Shah Mehmoud Qureshi, Pakistan’s foreign minister, said on Friday that he was “pretty certain” that the missile attack had been succesful.

“Various government agencies have reported so, his own followers have said so, there are people who have been to the funeral and are witness to the burial,” he told UK-based BBC radio.

A number of intelligence officials have said that Mehsud’s body was buried in Nargosey, a tiny settlement about 1km from the site of the reported attack.

The Associated Press news agency quoted Pakistani intelligence officials as saying that the US missile attack came after Pakistani officials passed on information about Mehsud’s whereabouts to the Central Intelligence Agency (CIA).

Pakistan’s government formally condemns Washington’s use of unmanned drones over its territory as violating Islamabad’s sovereignty and acting as a recruiting tool for Taliban in the region.

‘Joint disaster’

The US refuses to confirm suspected attacks by its drones, but the US military in Afghanistan and the CIA are the only agencies in the region with the technology.

“If Mehsud turns up alive on television screens it would mean that the joint operation was another joint disaster,” Al Jazeera’s Kamal Hyder, reporting from Islamabad, said.

“With [Mehsud] gone, I think there is going to be an internal struggle and disarray in their ranks”

Shah Mehmoud Qureshi,
Pakistani foreign minister 

“The American drone policy in the tribal areas is almost turning the entire population against the United States, anti-American feeling is very high.”

Qureshi said that Mehsud’s death could lead to divisions in the Taliban.

“With him gone, I think there is going to be an internal struggle and disarray in their ranks, I think it will set in demobilisation. It is a great success for the forces that are fighting extremism and terrorism in Pakistan,” he said.

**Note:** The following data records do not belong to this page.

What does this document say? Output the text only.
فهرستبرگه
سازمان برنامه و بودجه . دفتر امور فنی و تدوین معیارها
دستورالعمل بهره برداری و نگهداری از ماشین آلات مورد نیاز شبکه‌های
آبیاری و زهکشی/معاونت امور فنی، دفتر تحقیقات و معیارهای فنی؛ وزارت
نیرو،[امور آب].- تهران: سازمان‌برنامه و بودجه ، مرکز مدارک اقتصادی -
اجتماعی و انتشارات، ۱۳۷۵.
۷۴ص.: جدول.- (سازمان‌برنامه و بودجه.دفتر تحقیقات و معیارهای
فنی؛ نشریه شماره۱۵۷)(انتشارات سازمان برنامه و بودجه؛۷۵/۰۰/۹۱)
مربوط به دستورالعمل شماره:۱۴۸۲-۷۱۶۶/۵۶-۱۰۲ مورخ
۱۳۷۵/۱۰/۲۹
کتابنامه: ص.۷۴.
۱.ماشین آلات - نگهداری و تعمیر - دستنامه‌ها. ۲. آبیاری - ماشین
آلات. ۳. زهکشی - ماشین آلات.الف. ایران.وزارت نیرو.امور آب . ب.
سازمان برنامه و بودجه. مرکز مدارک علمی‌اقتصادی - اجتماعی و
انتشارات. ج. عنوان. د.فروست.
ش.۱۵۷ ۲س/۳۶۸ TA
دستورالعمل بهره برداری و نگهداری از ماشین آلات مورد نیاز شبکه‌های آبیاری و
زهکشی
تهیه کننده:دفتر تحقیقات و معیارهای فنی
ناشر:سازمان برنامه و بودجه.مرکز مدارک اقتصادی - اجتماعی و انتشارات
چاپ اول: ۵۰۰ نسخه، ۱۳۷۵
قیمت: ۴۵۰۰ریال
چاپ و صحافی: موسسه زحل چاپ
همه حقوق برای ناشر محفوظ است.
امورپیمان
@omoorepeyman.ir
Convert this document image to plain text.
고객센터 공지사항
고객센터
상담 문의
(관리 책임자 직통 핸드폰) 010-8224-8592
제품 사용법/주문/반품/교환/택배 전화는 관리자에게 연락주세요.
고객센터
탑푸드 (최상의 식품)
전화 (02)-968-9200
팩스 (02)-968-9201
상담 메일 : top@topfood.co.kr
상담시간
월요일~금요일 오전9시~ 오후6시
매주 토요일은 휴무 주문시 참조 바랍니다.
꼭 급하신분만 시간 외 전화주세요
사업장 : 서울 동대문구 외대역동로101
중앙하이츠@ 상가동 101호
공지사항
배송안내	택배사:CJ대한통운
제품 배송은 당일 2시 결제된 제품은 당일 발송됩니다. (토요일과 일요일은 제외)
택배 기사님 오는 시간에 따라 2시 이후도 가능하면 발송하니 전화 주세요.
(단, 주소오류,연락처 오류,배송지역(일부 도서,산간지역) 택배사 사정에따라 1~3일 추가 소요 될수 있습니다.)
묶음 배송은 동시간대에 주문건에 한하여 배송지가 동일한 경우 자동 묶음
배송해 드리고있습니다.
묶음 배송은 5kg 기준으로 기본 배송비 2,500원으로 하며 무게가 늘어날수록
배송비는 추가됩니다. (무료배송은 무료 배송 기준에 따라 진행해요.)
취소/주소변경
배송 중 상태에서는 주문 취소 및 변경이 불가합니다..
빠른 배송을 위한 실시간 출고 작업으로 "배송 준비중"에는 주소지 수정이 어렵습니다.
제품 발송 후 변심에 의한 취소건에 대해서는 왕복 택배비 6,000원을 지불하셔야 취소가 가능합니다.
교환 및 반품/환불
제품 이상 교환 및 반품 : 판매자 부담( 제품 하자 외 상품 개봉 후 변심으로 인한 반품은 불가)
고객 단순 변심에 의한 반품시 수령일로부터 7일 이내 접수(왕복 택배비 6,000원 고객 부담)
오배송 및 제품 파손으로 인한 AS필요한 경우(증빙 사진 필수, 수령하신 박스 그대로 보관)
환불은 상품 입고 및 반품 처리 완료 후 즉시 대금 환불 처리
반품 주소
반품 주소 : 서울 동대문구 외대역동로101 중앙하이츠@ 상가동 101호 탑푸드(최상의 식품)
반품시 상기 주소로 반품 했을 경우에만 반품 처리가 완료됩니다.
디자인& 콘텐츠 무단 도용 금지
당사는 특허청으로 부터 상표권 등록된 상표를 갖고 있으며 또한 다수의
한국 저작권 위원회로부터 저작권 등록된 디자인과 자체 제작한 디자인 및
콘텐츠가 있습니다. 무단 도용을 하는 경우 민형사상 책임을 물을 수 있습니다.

But Bryan Whitman, a Pentagon spokesman, warned that such groups can “regenerate another leader”.

“I don’t want to make more than one should of a single individual,” he said.

The US and Pakistan have said that Mehsud is linked to al-Qaeda and has been involved in dozens of suicide attacks, beheadings and assassinations, including the killing of Benazir Bhutto, the former Pakistani prime minister.

His estimated 10,000-20,000 fighters have been blamed for a wave of suicide attacks inside Pakistan and on Western forces across the border in Afghanistan.